她语气轻俏,说出的话却让江竹筠握着绢帕的手紧了又紧:“说起来,普天之下最会制此茶的,该是羌绒人,但她们却讨厌其中玉露花的香味,羌绒皇室血脉更是喝下一口就会浑身起红疹。”
“方才,江姑娘的举动,竟让我想起在书里看到的这桩事了。”
江竹筠垂着眸,没有任何言语。
好看的五官却隐隐透着扭曲。
沈半雨的手指尖轻抚着茶盏的边沿,一圈,又一圈。
雅室里,到处弥漫着热茶的浓香。
熏在面上,仿佛可以透过肌理渗透至全身的血液。
茶香伴着花香,如海棠遇春。
芬芳之余,别有一番意境。
她道:“我想起那本书里还记载着,羌绒国信奉神明,自封是神的侍从,但想要请神明现世,就必须由被神明指定的圣女作为引介,所以从几千年前开始,羌绒皇室就会在皇族中选拔培养圣女。”

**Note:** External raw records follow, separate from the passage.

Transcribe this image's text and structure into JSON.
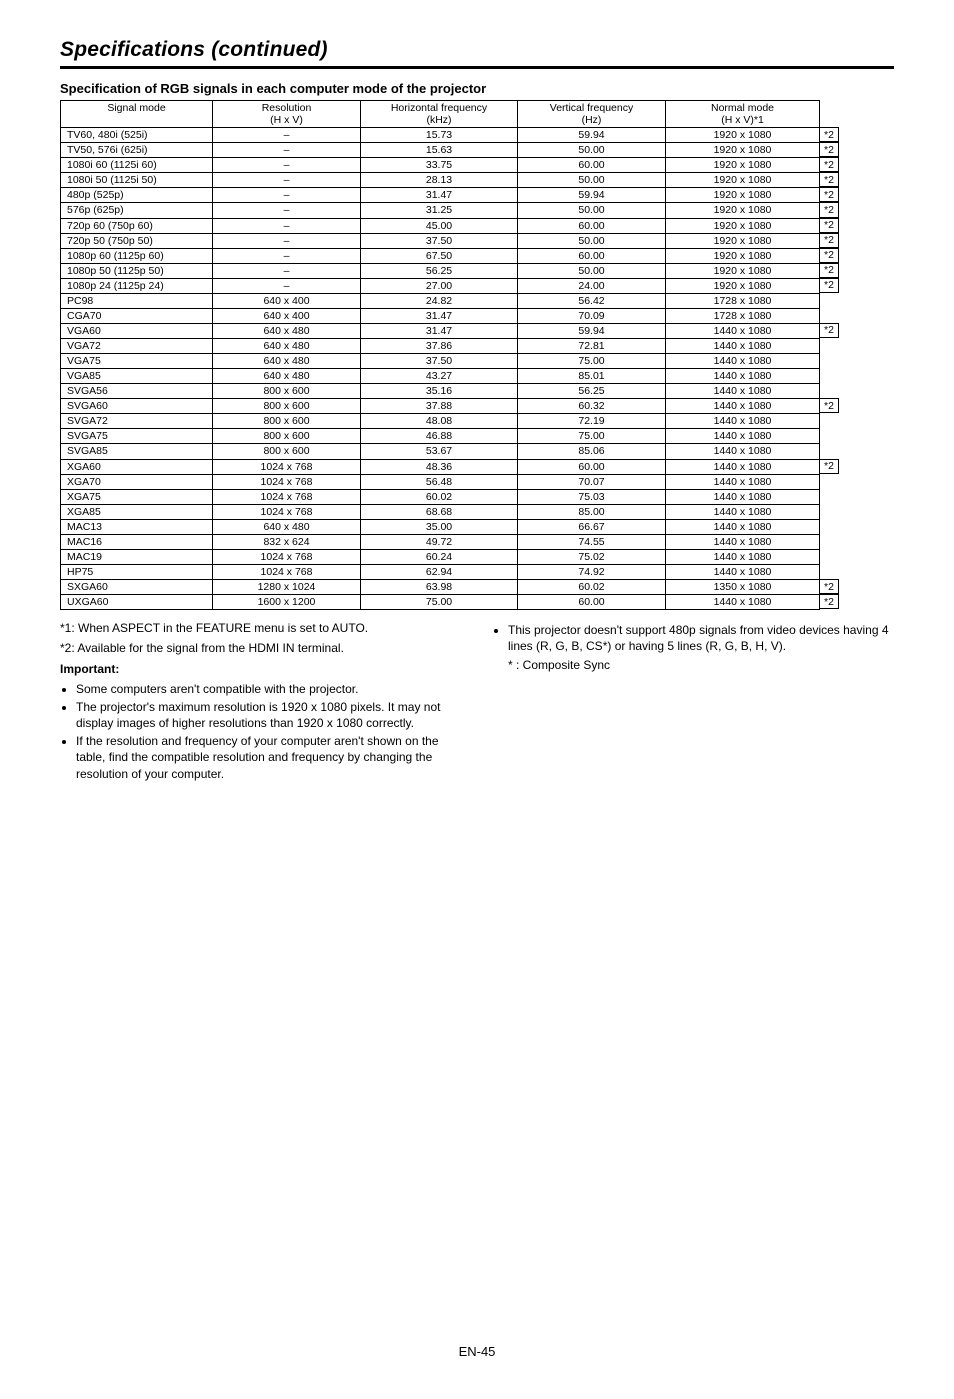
{
  "page": {
    "title": "Specifications (continued)",
    "section_heading": "Specification of RGB signals in each computer mode of the projector",
    "page_number": "EN-45"
  },
  "table": {
    "columns": [
      {
        "line1": "Signal mode",
        "line2": ""
      },
      {
        "line1": "Resolution",
        "line2": "(H x V)"
      },
      {
        "line1": "Horizontal frequency",
        "line2": "(kHz)"
      },
      {
        "line1": "Vertical frequency",
        "line2": "(Hz)"
      },
      {
        "line1": "Normal mode",
        "line2": "(H x V)*1"
      }
    ],
    "rows": [
      {
        "signal": "TV60, 480i (525i)",
        "res": "–",
        "hf": "15.73",
        "vf": "59.94",
        "nm": "1920 x 1080",
        "note": "*2"
      },
      {
        "signal": "TV50, 576i (625i)",
        "res": "–",
        "hf": "15.63",
        "vf": "50.00",
        "nm": "1920 x 1080",
        "note": "*2"
      },
      {
        "signal": "1080i 60 (1125i 60)",
        "res": "–",
        "hf": "33.75",
        "vf": "60.00",
        "nm": "1920 x 1080",
        "note": "*2"
      },
      {
        "signal": "1080i 50 (1125i 50)",
        "res": "–",
        "hf": "28.13",
        "vf": "50.00",
        "nm": "1920 x 1080",
        "note": "*2"
      },
      {
        "signal": "480p (525p)",
        "res": "–",
        "hf": "31.47",
        "vf": "59.94",
        "nm": "1920 x 1080",
        "note": "*2"
      },
      {
        "signal": "576p (625p)",
        "res": "–",
        "hf": "31.25",
        "vf": "50.00",
        "nm": "1920 x 1080",
        "note": "*2"
      },
      {
        "signal": "720p 60 (750p 60)",
        "res": "–",
        "hf": "45.00",
        "vf": "60.00",
        "nm": "1920 x 1080",
        "note": "*2"
      },
      {
        "signal": "720p 50 (750p 50)",
        "res": "–",
        "hf": "37.50",
        "vf": "50.00",
        "nm": "1920 x 1080",
        "note": "*2"
      },
      {
        "signal": "1080p 60 (1125p 60)",
        "res": "–",
        "hf": "67.50",
        "vf": "60.00",
        "nm": "1920 x 1080",
        "note": "*2"
      },
      {
        "signal": "1080p 50 (1125p 50)",
        "res": "–",
        "hf": "56.25",
        "vf": "50.00",
        "nm": "1920 x 1080",
        "note": "*2"
      },
      {
        "signal": "1080p 24 (1125p 24)",
        "res": "–",
        "hf": "27.00",
        "vf": "24.00",
        "nm": "1920 x 1080",
        "note": "*2"
      },
      {
        "signal": "PC98",
        "res": "640 x 400",
        "hf": "24.82",
        "vf": "56.42",
        "nm": "1728 x 1080",
        "note": ""
      },
      {
        "signal": "CGA70",
        "res": "640 x 400",
        "hf": "31.47",
        "vf": "70.09",
        "nm": "1728 x 1080",
        "note": ""
      },
      {
        "signal": "VGA60",
        "res": "640 x 480",
        "hf": "31.47",
        "vf": "59.94",
        "nm": "1440 x 1080",
        "note": "*2"
      },
      {
        "signal": "VGA72",
        "res": "640 x 480",
        "hf": "37.86",
        "vf": "72.81",
        "nm": "1440 x 1080",
        "note": ""
      },
      {
        "signal": "VGA75",
        "res": "640 x 480",
        "hf": "37.50",
        "vf": "75.00",
        "nm": "1440 x 1080",
        "note": ""
      },
      {
        "signal": "VGA85",
        "res": "640 x 480",
        "hf": "43.27",
        "vf": "85.01",
        "nm": "1440 x 1080",
        "note": ""
      },
      {
        "signal": "SVGA56",
        "res": "800 x 600",
        "hf": "35.16",
        "vf": "56.25",
        "nm": "1440 x 1080",
        "note": ""
      },
      {
        "signal": "SVGA60",
        "res": "800 x 600",
        "hf": "37.88",
        "vf": "60.32",
        "nm": "1440 x 1080",
        "note": "*2"
      },
      {
        "signal": "SVGA72",
        "res": "800 x 600",
        "hf": "48.08",
        "vf": "72.19",
        "nm": "1440 x 1080",
        "note": ""
      },
      {
        "signal": "SVGA75",
        "res": "800 x 600",
        "hf": "46.88",
        "vf": "75.00",
        "nm": "1440 x 1080",
        "note": ""
      },
      {
        "signal": "SVGA85",
        "res": "800 x 600",
        "hf": "53.67",
        "vf": "85.06",
        "nm": "1440 x 1080",
        "note": ""
      },
      {
        "signal": "XGA60",
        "res": "1024 x 768",
        "hf": "48.36",
        "vf": "60.00",
        "nm": "1440 x 1080",
        "note": "*2"
      },
      {
        "signal": "XGA70",
        "res": "1024 x 768",
        "hf": "56.48",
        "vf": "70.07",
        "nm": "1440 x 1080",
        "note": ""
      },
      {
        "signal": "XGA75",
        "res": "1024 x 768",
        "hf": "60.02",
        "vf": "75.03",
        "nm": "1440 x 1080",
        "note": ""
      },
      {
        "signal": "XGA85",
        "res": "1024 x 768",
        "hf": "68.68",
        "vf": "85.00",
        "nm": "1440 x 1080",
        "note": ""
      },
      {
        "signal": "MAC13",
        "res": "640 x 480",
        "hf": "35.00",
        "vf": "66.67",
        "nm": "1440 x 1080",
        "note": ""
      },
      {
        "signal": "MAC16",
        "res": "832 x 624",
        "hf": "49.72",
        "vf": "74.55",
        "nm": "1440 x 1080",
        "note": ""
      },
      {
        "signal": "MAC19",
        "res": "1024 x 768",
        "hf": "60.24",
        "vf": "75.02",
        "nm": "1440 x 1080",
        "note": ""
      },
      {
        "signal": "HP75",
        "res": "1024 x 768",
        "hf": "62.94",
        "vf": "74.92",
        "nm": "1440 x 1080",
        "note": ""
      },
      {
        "signal": "SXGA60",
        "res": "1280 x 1024",
        "hf": "63.98",
        "vf": "60.02",
        "nm": "1350 x 1080",
        "note": "*2"
      },
      {
        "signal": "UXGA60",
        "res": "1600 x 1200",
        "hf": "75.00",
        "vf": "60.00",
        "nm": "1440 x 1080",
        "note": "*2"
      }
    ]
  },
  "footnotes": {
    "f1": "*1: When ASPECT in the FEATURE menu is set to AUTO.",
    "f2": "*2: Available for the signal from the HDMI IN terminal.",
    "important_label": "Important:",
    "bullets_left": [
      "Some computers aren't compatible with the projector.",
      "The projector's maximum resolution is 1920 x 1080 pixels. It may not display images of higher resolutions than 1920 x 1080 correctly.",
      "If the resolution and frequency of your computer aren't shown on the table, find the compatible resolution and frequency by changing the resolution of your computer."
    ],
    "bullets_right": [
      "This projector doesn't support 480p signals from video devices having 4 lines (R, G, B, CS*) or having 5 lines (R, G, B, H, V)."
    ],
    "composite_label": "* :    Composite Sync"
  }
}
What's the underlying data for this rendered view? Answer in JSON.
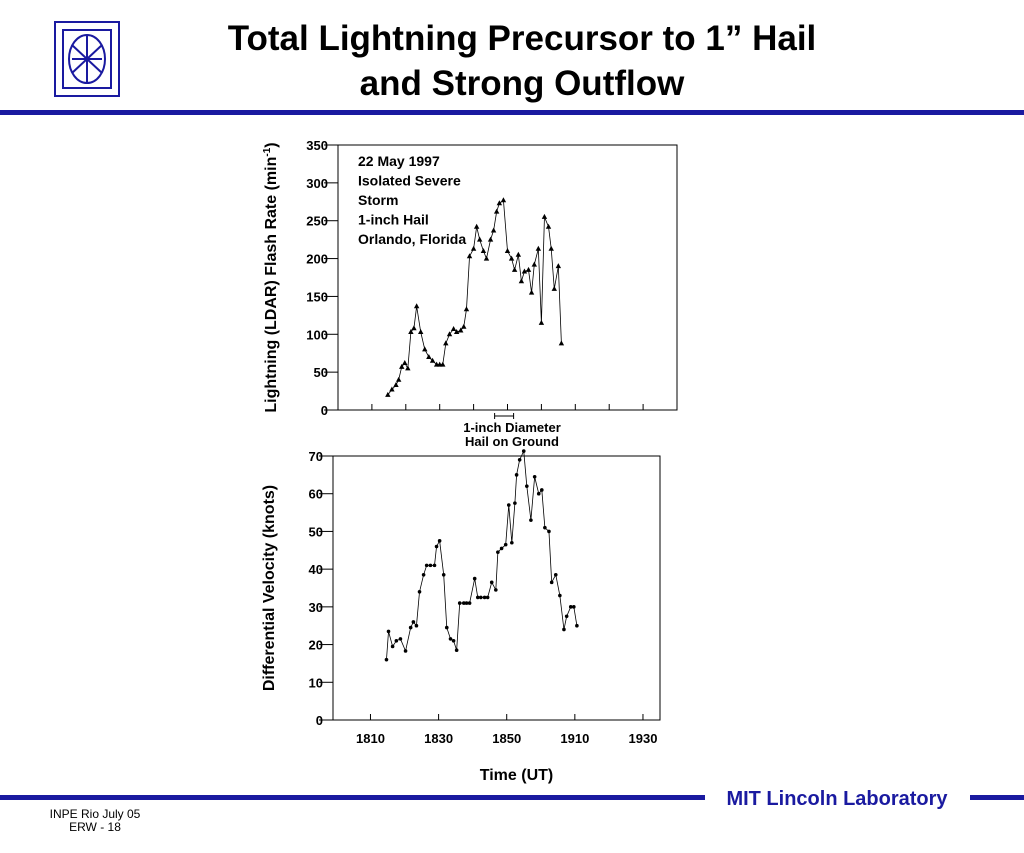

“说来也巧,这书中记载的最后一位圣女也姓江,江之姓颇少,但在南岳,我初听闻江姑娘的名字时,还以为你和那位圣女有什么关系呢。”
江竹筠猛地站起来,不小心翻了面前茶盏。
与此同时,茶盏摔在地上粉碎的声音和冬至重力推门的声音同时响起。
冬至的手按在了袖口处。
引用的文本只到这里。